Oversight Committee Chairman James Comer (R-Ky.) indicated in a statement that the focus would be on issues like rebates and so-called “spread pricing,” which he said “benefit PBMs and have helped the three largest PBMs monopolize the pharmaceutical market.”


During the first hearing on PBMs held this year by the committee, Comer said, “We are sincere about identifying waste, fraud, and abuse in the federal government. And when you look at problems that every American has, prescription drug costs are at the top of the list.”


Comer is not a fan of PBMs. He launched an investigation into PBM business practices in March, and at an unrelated hearing with the Health and Human Services (HHS) secretary in June he expressed support for dismantling PBMs.

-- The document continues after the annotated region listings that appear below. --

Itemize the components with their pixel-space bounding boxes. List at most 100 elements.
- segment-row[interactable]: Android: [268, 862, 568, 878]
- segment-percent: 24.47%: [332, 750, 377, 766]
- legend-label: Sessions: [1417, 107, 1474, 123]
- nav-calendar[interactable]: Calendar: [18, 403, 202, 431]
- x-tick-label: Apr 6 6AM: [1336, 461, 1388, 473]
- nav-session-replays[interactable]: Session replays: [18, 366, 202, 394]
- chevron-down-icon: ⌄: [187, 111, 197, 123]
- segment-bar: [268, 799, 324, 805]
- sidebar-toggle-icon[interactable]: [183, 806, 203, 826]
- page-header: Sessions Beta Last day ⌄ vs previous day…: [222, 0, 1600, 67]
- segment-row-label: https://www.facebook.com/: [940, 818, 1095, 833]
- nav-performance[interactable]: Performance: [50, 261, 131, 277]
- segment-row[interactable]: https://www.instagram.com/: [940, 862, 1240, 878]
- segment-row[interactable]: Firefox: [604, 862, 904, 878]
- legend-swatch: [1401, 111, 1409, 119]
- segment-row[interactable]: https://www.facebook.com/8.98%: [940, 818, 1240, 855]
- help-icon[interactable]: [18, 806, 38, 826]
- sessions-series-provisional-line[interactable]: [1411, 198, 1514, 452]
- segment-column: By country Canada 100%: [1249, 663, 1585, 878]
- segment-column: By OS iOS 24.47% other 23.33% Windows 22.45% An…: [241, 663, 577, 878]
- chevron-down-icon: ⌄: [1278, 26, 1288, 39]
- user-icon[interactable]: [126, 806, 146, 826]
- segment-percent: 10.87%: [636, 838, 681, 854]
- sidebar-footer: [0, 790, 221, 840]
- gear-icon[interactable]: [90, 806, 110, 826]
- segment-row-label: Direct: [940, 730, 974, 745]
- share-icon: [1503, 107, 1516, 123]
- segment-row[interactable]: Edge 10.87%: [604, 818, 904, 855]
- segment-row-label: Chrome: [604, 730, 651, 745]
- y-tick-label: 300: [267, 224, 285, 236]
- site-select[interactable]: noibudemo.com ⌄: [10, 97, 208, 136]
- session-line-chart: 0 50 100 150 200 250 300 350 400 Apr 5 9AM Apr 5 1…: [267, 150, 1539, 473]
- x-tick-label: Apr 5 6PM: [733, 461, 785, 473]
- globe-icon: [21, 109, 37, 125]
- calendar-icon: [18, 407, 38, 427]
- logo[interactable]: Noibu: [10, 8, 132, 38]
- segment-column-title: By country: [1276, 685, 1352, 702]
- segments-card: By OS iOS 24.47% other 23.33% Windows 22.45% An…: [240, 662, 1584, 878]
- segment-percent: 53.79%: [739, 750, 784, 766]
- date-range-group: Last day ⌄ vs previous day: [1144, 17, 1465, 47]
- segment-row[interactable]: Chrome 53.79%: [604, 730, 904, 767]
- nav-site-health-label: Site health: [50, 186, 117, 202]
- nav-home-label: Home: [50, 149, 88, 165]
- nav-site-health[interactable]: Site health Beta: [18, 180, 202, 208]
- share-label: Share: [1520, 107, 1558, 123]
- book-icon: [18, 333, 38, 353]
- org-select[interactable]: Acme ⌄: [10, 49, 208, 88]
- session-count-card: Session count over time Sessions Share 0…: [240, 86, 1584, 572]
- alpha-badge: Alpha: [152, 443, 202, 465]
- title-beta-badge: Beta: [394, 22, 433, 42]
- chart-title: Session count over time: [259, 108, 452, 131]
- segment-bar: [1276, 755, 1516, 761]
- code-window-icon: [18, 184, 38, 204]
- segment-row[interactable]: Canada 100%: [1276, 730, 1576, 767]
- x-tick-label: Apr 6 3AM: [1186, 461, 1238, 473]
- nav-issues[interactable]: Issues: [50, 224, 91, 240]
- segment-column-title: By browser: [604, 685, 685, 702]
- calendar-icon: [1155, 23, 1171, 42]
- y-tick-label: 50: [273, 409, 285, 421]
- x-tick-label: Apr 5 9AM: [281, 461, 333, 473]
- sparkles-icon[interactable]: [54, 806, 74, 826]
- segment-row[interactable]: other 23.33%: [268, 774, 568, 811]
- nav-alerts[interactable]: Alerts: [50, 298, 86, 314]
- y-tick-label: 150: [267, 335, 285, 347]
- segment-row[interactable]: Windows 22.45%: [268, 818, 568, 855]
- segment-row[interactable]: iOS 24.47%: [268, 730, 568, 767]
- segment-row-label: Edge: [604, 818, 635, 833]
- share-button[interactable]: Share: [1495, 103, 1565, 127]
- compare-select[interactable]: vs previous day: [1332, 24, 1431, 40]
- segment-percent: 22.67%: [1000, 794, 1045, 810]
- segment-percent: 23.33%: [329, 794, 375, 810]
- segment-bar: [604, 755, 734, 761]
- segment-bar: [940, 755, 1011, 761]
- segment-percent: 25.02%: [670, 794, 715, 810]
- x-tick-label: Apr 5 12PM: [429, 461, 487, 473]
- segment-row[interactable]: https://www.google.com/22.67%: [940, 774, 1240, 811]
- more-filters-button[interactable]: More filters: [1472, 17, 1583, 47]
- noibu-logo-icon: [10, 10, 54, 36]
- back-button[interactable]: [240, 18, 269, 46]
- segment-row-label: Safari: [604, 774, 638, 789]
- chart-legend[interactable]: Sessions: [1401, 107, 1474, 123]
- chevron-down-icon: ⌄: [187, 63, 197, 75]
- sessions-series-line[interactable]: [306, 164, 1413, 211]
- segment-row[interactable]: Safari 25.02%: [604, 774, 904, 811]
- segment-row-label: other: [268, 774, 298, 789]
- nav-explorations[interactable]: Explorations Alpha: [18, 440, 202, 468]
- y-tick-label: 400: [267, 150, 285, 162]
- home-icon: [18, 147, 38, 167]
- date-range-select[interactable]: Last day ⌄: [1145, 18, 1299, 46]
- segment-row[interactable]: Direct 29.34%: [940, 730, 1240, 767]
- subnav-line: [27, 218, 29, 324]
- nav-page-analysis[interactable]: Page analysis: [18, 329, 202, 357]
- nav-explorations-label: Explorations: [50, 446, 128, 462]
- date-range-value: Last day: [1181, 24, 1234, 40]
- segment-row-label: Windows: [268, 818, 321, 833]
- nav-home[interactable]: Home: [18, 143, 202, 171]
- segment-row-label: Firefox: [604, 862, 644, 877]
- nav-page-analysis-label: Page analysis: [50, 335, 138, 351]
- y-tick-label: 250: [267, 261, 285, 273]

Speaking to HHS Secretary Xavier Becerra, Comer accused PBMs of weaponizing their access to patient information and questioned if and how they engaged in “self-serving practices at the expense of patients and taxpayers.”


Bipartisan legislation in both chambers seeks to reform the PBM industry.

In the Senate, the “Pharmacy Benefit Manager Transparency Act” was introduced in January and would prohibit PBMs from engaging in certain practices including charging health plans and payers difference prices.


An estimate from the Congressional Budget Office found this bill could save taxpayers $740 million over 10 years.


The “Protecting Patients Against PBM Abuses Act” was introduced earlier this year in the House and would require the companies to disclose how much in rebates and administrative fees they receive.